We also are committed to continue working to address racism and the healthcare disparities it creates. 

We commit to … 

  • Re-examine our institutional policies with an equity lens and make policy changes that promote equity and opportunity.
  • Improve access to primary and specialty care.
  • Continue to focus on helping our communities overcome chronic conditions like diabetes, heart disease, and asthma.
  • Continue to advocate for investments that create innovative solutions to achieve enduring improvements in access, quality, and health outcomes for our communities.
  • Continue our commitment to hiring locally and promoting and retaining leaders of color.
  • Renew and expand our organizations’ commitment to providing anti-racism and unconscious bias training for our administrators, physicians, nurses, and staff.
  • Advocate for increased funding for social needs, social services, and programs that promote social justice.

Our society only truly thrives when everyone has an opportunity to succeed and live a healthy life. We are committed to moving forward together.

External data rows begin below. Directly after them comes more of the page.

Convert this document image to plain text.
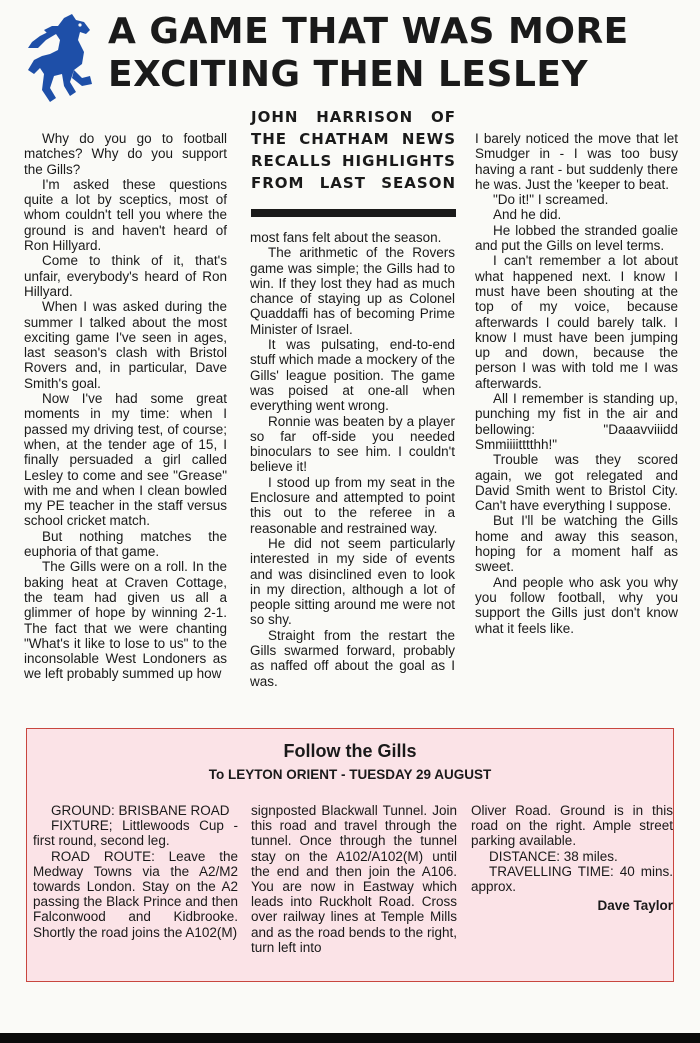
A GAME THAT WAS MORE
EXCITING THEN LESLEY

Why do you go to football matches? Why do you support the Gills?

I'm asked these questions quite a lot by sceptics, most of whom couldn't tell you where the ground is and haven't heard of Ron Hillyard.

Come to think of it, that's unfair, everybody's heard of Ron Hillyard.

When I was asked during the summer I talked about the most exciting game I've seen in ages, last season's clash with Bristol Rovers and, in particular, Dave Smith's goal.

Now I've had some great moments in my time: when I passed my driving test, of course; when, at the tender age of 15, I finally persuaded a girl called Lesley to come and see "Grease" with me and when I clean bowled my PE teacher in the staff versus school cricket match.

But nothing matches the euphoria of that game.

The Gills were on a roll. In the baking heat at Craven Cottage, the team had given us all a glimmer of hope by winning 2-1. The fact that we were chanting "What's it like to lose to us" to the inconsolable West Londoners as we left probably summed up how

JOHN HARRISON OF
THE CHATHAM NEWS
RECALLS HIGHLIGHTS
FROM LAST SEASON

most fans felt about the season.

The arithmetic of the Rovers game was simple; the Gills had to win. If they lost they had as much chance of staying up as Colonel Quaddaffi has of becoming Prime Minister of Israel.

It was pulsating, end-to-end stuff which made a mockery of the Gills' league position. The game was poised at one-all when everything went wrong.

Ronnie was beaten by a player so far off-side you needed binoculars to see him. I couldn't believe it!

I stood up from my seat in the Enclosure and attempted to point this out to the referee in a reasonable and restrained way.

He did not seem particularly interested in my side of events and was disinclined even to look in my direction, although a lot of people sitting around me were not so shy.

Straight from the restart the Gills swarmed forward, probably as naffed off about the goal as I was.

I barely noticed the move that let Smudger in - I was too busy having a rant - but suddenly there he was. Just the 'keeper to beat.

"Do it!" I screamed.

And he did.

He lobbed the stranded goalie and put the Gills on level terms.

I can't remember a lot about what happened next. I know I must have been shouting at the top of my voice, because afterwards I could barely talk. I know I must have been jumping up and down, because the person I was with told me I was afterwards.

All I remember is standing up, punching my fist in the air and bellowing: "Daaavviiidd Smmiiiitttthh!"

Trouble was they scored again, we got relegated and David Smith went to Bristol City. Can't have everything I suppose.

But I'll be watching the Gills home and away this season, hoping for a moment half as sweet.

And people who ask you why you follow football, why you support the Gills just don't know what it feels like.

Follow the Gills
To LEYTON ORIENT - TUESDAY 29 AUGUST

GROUND: BRISBANE ROAD

FIXTURE; Littlewoods Cup - first round, second leg.

ROAD ROUTE: Leave the Medway Towns via the A2/M2 towards London. Stay on the A2 passing the Black Prince and then Falconwood and Kidbrooke. Shortly the road joins the A102(M)

signposted Blackwall Tunnel. Join this road and travel through the tunnel. Once through the tunnel stay on the A102/A102(M) until the end and then join the A106. You are now in Eastway which leads into Ruckholt Road. Cross over railway lines at Temple Mills and as the road bends to the right, turn left into

Oliver Road. Ground is in this road on the right. Ample street parking available.

DISTANCE: 38 miles.

TRAVELLING TIME: 40 mins. approx.

Dave Taylor
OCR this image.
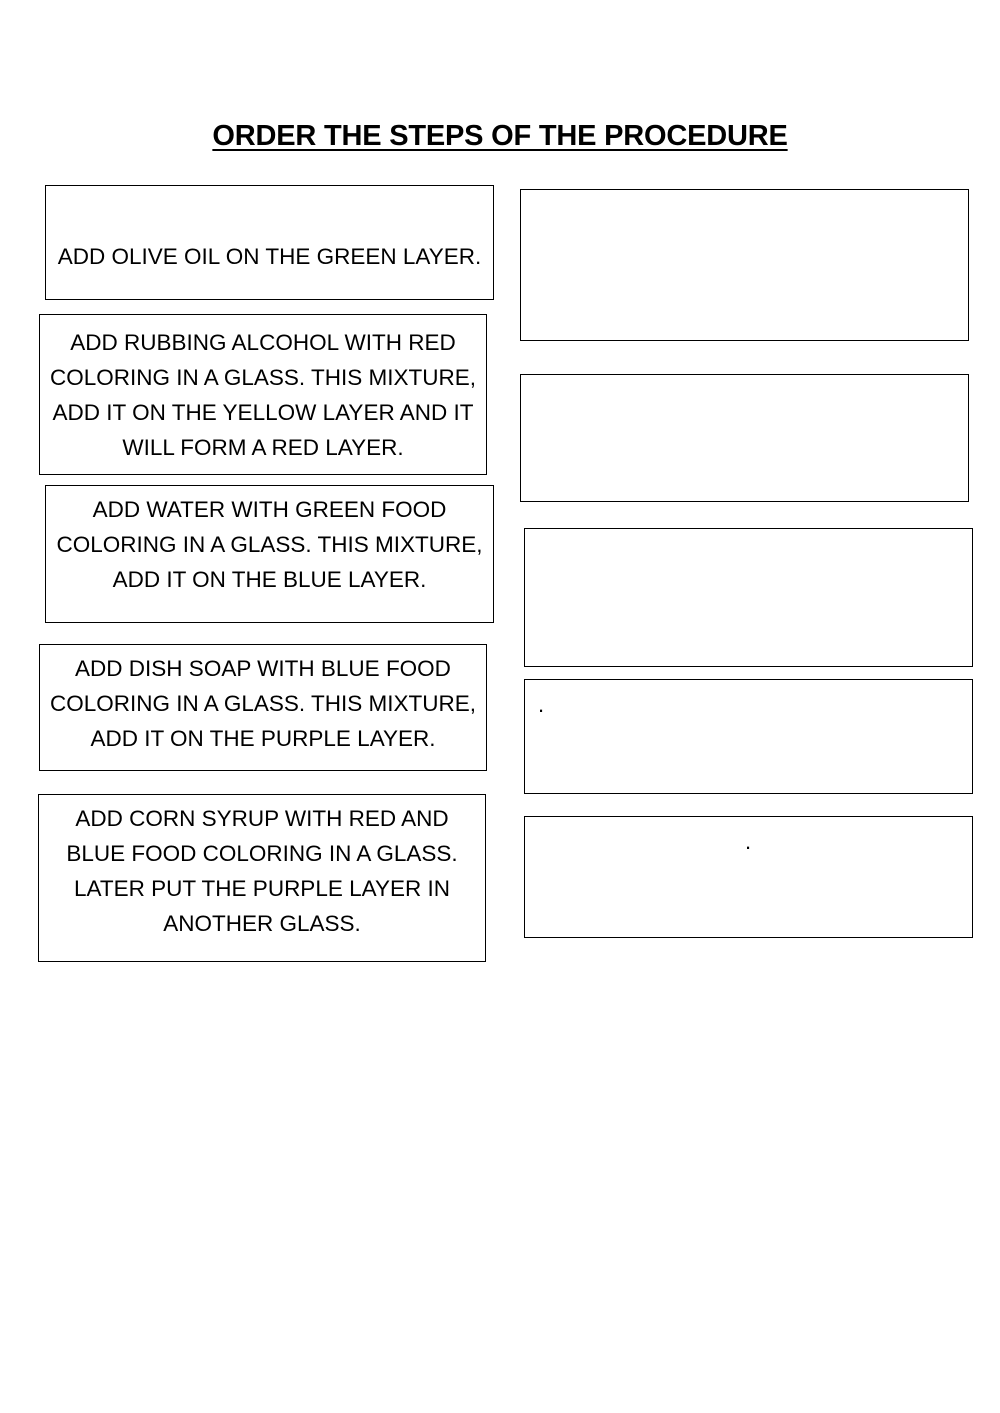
ORDER THE STEPS OF THE PROCEDURE
ADD OLIVE OIL ON THE GREEN LAYER.
ADD RUBBING ALCOHOL WITH RED
COLORING IN A GLASS. THIS MIXTURE,
ADD IT ON THE YELLOW LAYER AND IT
WILL FORM A RED LAYER.
ADD WATER WITH GREEN FOOD
COLORING IN A GLASS. THIS MIXTURE,
ADD IT ON THE BLUE LAYER.
ADD DISH SOAP WITH BLUE FOOD
COLORING IN A GLASS. THIS MIXTURE,
ADD IT ON THE PURPLE LAYER.
ADD CORN SYRUP WITH RED AND
BLUE FOOD COLORING IN A GLASS.
LATER PUT THE PURPLE LAYER IN
ANOTHER GLASS.
.
.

By harnessing the collective strengths of our organizations, we will help serve our communities as agents of change.

The healthcare systems that have signed onto this statement are: Advocate Aurora Health, Alameda Health System, AMITA Health, Baystate Health, BJC HealthCare, Bon Secours Mercy Health, Boston Children’s Hospital, Boston Medical Center, Children’s Hospital of Philadelphia, ChristianaCare, Cleveland Clinic, CommonSpirit Health, Cone Health, Dartmouth-Hitchcock Health, Denver Health, Einstein Healthcare Network, Franciscan Missionaries Of Our Lady Health System, Gundersen Health System, Kaiser Permanente, Lurie Children’s, M Health Fairview, Maimonides Medical Center, Mass General Brigham, Northwell Health, ProMedica, Providence St. Joseph Health, Rush University Medical Center, RWJBarnabas Health, San Mateo County Health, Seattle Children’s, Spectrum Health, The MetroHealth System, Trinity Health, UC San Francisco, UMass Memorial Health, University Hospitals, University of Utah Health, VCU Health, and Yale New Haven Health.